Shane Julien

Personal information
- Full name: Shane Willan Julien
- Born: 6 January 1956 Saint George Parish, Grenada
- Died: 25 January 1992 (aged 36) Christ Church Parish, Barbados
- Batting: Right-handed
- Bowling: Right-arm medium

Domestic team information
- 1981: Barbados
- 1982–1987: Windward Islands
- 1984: Leeward Islands
- Source: CricketArchive, 17 January 2016

= Shane Julien =

Grenadian cricketer

Shane Willan Julien (6 January 1956 – 25 January 1992) was a Grenadian cricketer whose career in top-level West Indian domestic cricket spanned from 1981 to 1987. His primary team was the Windward Islands, but he also played a single season each for Barbados and the Leeward Islands.

== Early life ==

Julien was born on 6 January 1956, in Point Salines, Saint George Parish, Grenada. The son of a prominent businessman, he was sent to school overseas, attending The Lodge School in Barbados and England's Trent College.

== Cricket career ==

During the 1977 English season, Julien played for Middlesex in the Second XI Championship. He subsequently moved to Barbados, appearing for the Wanderers Cricket Club. In April 1981, Julien was selected for Barbados in the final of the 1980–81 Geddes Grant/Harrison Line Trophy, making his List A debut. That game was his only appearance for Barbados, and he returned to Grenada shortly after, making his first-class debut for the Windward Islands in March 1982.
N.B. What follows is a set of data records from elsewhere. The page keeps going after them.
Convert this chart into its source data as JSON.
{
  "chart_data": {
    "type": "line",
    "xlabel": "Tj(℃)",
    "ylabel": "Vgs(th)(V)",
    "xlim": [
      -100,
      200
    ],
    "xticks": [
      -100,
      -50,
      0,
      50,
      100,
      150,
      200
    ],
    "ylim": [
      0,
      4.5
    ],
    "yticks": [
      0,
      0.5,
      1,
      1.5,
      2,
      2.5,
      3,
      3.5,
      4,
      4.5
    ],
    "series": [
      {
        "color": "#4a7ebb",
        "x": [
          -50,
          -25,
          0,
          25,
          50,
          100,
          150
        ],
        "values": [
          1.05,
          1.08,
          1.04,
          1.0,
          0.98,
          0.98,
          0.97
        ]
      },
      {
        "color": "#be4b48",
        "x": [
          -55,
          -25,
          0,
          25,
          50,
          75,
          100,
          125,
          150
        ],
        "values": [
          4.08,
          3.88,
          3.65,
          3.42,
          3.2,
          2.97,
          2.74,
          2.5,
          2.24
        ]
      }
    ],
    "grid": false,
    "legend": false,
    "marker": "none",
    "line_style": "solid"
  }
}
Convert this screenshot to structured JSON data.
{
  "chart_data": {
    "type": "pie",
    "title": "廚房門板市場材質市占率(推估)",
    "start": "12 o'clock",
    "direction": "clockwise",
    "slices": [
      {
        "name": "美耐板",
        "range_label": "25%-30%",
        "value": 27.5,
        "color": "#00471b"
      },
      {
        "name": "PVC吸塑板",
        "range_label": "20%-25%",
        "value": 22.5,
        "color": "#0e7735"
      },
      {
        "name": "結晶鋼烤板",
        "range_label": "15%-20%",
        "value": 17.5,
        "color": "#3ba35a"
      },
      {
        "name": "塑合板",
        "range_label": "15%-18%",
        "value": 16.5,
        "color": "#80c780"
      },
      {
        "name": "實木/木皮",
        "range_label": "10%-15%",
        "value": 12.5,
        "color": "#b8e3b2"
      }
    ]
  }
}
A right-handed middle-order batsman, Julien scored his maiden first-class century during the 1982–83 Shell Shield season, an innings of 123 against Trinidad and Tobago. His score came in the fourth innings of the match, and helped his team chase down a target of 367. At the beginning of the 1983–84 season, Julien was selected in a "Young West Indies" squad to tour Zimbabwe, playing both first-class and one-day fixtures. In the fourth and final one-day fixture, he scored what was to be his only List-A century, making 142 runs from fourth in the batting order (and putting on 213 runs for the third wicket with Timur Mohamed). Julien subsequently spent the 1983–84 domestic season with the Leeward Islands, moving to Saint Kitts. He consequently became one of the few men to play for both the Windwards and the Leewards. (Note: Others include Roy Marshall, Richie Richardson, and Adam Sanford.)

Julien returned to the Windward Islands for the 1984–85 season, and remained with them for the rest of his career. He played his final matches during the 1986–87 Shell Shield season, finishing with a first-class batting average of 31.48. After finishing his cricket career, Julien concentrated on his fishing business, spending time in both Grenada and Barbados. He died in Barbados on 25 January 1992, having committed suicide by hanging.